No meu caso, é mais questão de logística, trânsito e estrutura do busão. Em dias de chuva é horrível porque as paradas de ônibus são podres e as paradas não são estruturadas pra isso. Pra proteger da chuva. Fora os bueiros entupidos. Onde eu moro é longe e a linha do busão é pequena, diferente de outras linhas. Então tenho que acordar bem cedo pra pegar ele e não enfrentar tanto trânsito. Ônibus velho, vandalizado, mofado, vidro quebrado e etc. Fora que é imundo, é muita gente entrando e saindo e ninguém tem respeito pelo coletivo.
Diante das dificuldades enfrentadas por motoristas e usuários do transporte coletivo, uma parcela da população passou a recorrer aos aplicativos de transporte como alternativa para fugir dos congestionamentos e reduzir o tempo de deslocamento. Entretanto, essa opção também tem se tornado motivo de reclamações. Em horários de grande movimento, durante chuvas intensas ou em momentos de alta demanda, os preços das corridas costumam aumentar de forma exorbitante. Para muitos usuários, os valores cobrados em determinados períodos chegam a dobrar em comparação com horários de menor movimento.
O aumento constante dos gastos com transporte tem impactado diretamente o orçamento das famílias. Seja utilizando veículo próprio, transporte coletivo ou aplicativos, o deslocamento passou a representar uma despesa cada vez maior para os trabalhadores. Além dos prejuízos financeiros e do desgaste físico causado pelas longas horas no trânsito, existe outra preocupação que acompanha a mobilidade urbana em Manaus: a segurança viária.
Dados levantados pelo professor Mário Ricardo, representante do Observatório Nacional de Segurança Viária no Amazonas, mostram que o trânsito da capital continua registrando números preocupantes de acidentes e mortes.

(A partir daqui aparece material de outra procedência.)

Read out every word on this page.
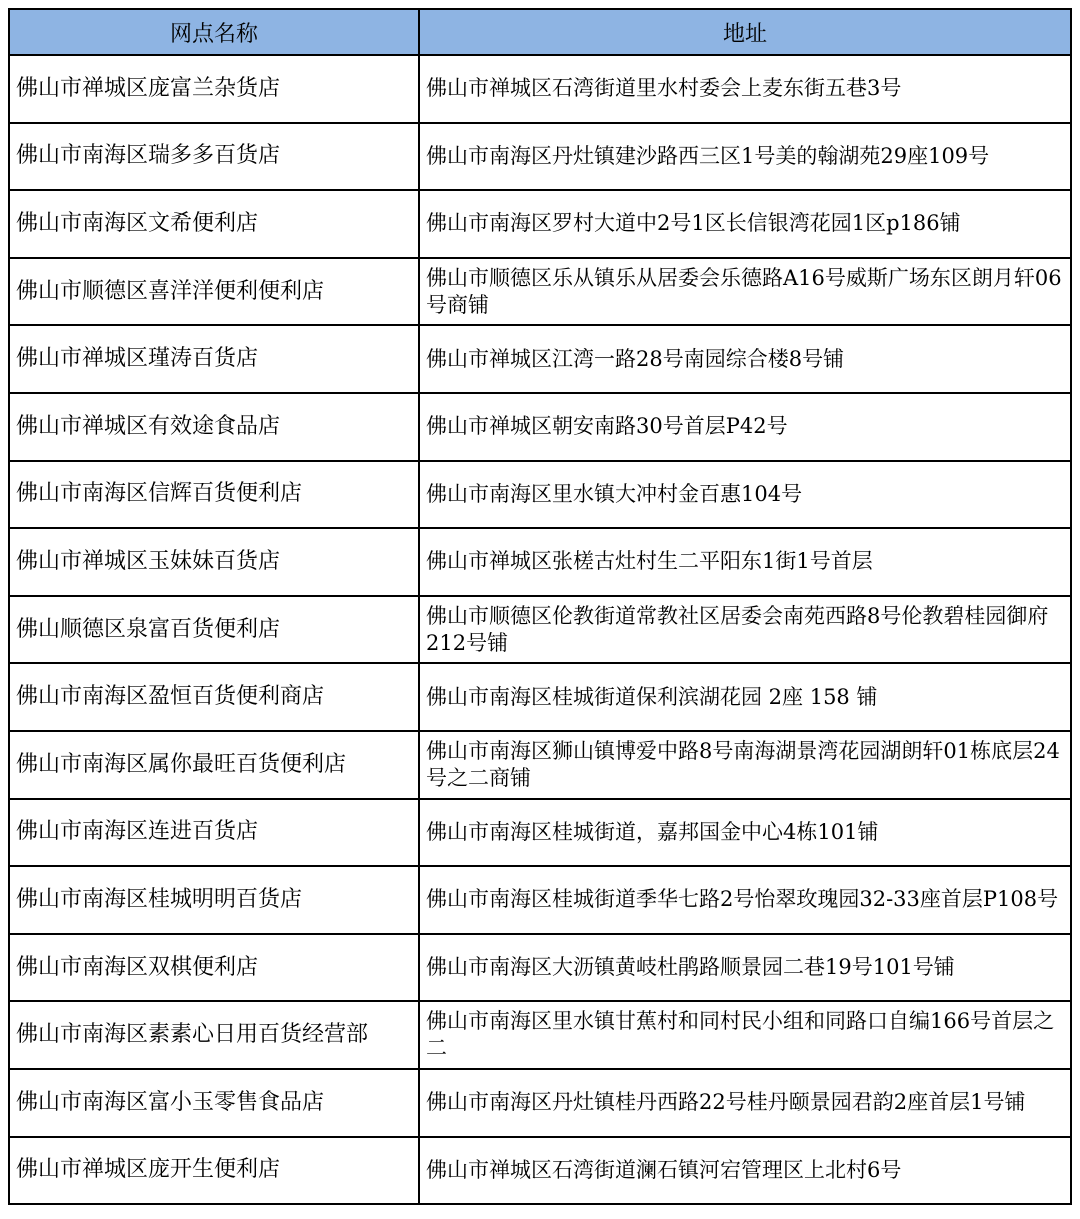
网点名称	地址
佛山市禅城区庞富兰杂货店	佛山市禅城区石湾街道里水村委会上麦东街五巷3号
佛山市南海区瑞多多百货店	佛山市南海区丹灶镇建沙路西三区1号美的翰湖苑29座109号
佛山市南海区文希便利店	佛山市南海区罗村大道中2号1区长信银湾花园1区p186铺
佛山市顺德区喜洋洋便利便利店	佛山市顺德区乐从镇乐从居委会乐德路A16号威斯广场东区朗月轩06号商铺
佛山市禅城区瑾涛百货店	佛山市禅城区江湾一路28号南园综合楼8号铺
佛山市禅城区有效途食品店	佛山市禅城区朝安南路30号首层P42号
佛山市南海区信辉百货便利店	佛山市南海区里水镇大冲村金百惠104号
佛山市禅城区玉妹妹百货店	佛山市禅城区张槎古灶村生二平阳东1街1号首层
佛山顺德区泉富百货便利店	佛山市顺德区伦教街道常教社区居委会南苑西路8号伦教碧桂园御府212号铺
佛山市南海区盈恒百货便利商店	佛山市南海区桂城街道保利滨湖花园 2座 158 铺
佛山市南海区属你最旺百货便利店	佛山市南海区狮山镇博爱中路8号南海湖景湾花园湖朗轩01栋底层24号之二商铺
佛山市南海区连进百货店	佛山市南海区桂城街道，嘉邦国金中心4栋101铺
佛山市南海区桂城明明百货店	佛山市南海区桂城街道季华七路2号怡翠玫瑰园32-33座首层P108号
佛山市南海区双棋便利店	佛山市南海区大沥镇黄岐杜鹃路顺景园二巷19号101号铺
佛山市南海区素素心日用百货经营部	佛山市南海区里水镇甘蕉村和同村民小组和同路口自编166号首层之二
佛山市南海区富小玉零售食品店	佛山市南海区丹灶镇桂丹西路22号桂丹颐景园君韵2座首层1号铺
佛山市禅城区庞开生便利店	佛山市禅城区石湾街道澜石镇河宕管理区上北村6号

Levantamento referente ao primeiro quadrimestre de 2026 aponta que Manaus registrou 89 mortes no trânsito entre janeiro e abril deste ano, contra 75 no mesmo período de 2025, representando um aumento de 19%. Os números evidenciam um cenário que continua exigindo atenção das autoridades e da população. Segundo o estudo, janeiro registrou 21 mortes, fevereiro também contabilizou 21 vítimas fatais, março apresentou o maior número do período, com 25 mortes, e abril fechou com 22 registros.
Os dados revelam que, além dos congestionamentos, o trânsito da capital enfrenta problemas relacionados à imprudência e ao comportamento de parte dos condutores. OS fatores como excesso de velocidade, falta de atenção ao volante e consumo de álcool continuam entre as principais causas dos acidentes mais graves registrados na cidade.
O número de pessoas feridas também chama atenção. O estudo aponta que mais de 10 mil atendimentos a vítimas lesionadas em acidentes de trânsito foram realizados pelo sistema público de saúde até o mês de abril deste ano. Somente em abril, foram contabilizados 2.421 atendimentos.
A maior parte das ocorrências envolveu motocicletas. O levantamento registrou 1.551 atendimentos relacionados a acidentes com motos, além de casos envolvendo carros, atropelamentos e outros tipos de sinistros.
Embora o crescimento da cidade e da frota de veículos represente um desafio para o poder público, a mobilidade urbana continua sendo uma questão que afeta diretamente a vida dos moradores. O tempo perdido em congestionamentos, a espera pelo transporte coletivo, os custos elevados com deslocamentos e os riscos presentes no trânsito fazem parte da rotina de milhares de pessoas.
Enquanto soluções estruturais são discutidas e implementadas, os manauaras seguem enfrentando diariamente os obstáculos de uma cidade que cresce rapidamente e precisa acompanhar essa expansão com investimentos em mobilidade, segurança e qualidade dos serviços oferecidos à população.
Mais do que um problema de circulação, o trânsito de Manaus tornou-se uma questão que influencia o trabalho, os estudos, a saúde e a qualidade de vida dos moradores. A busca por alternativas que garantam deslocamentos mais rápidos, seguros e eficientes permanece entre os principais desafios da capital amazonense.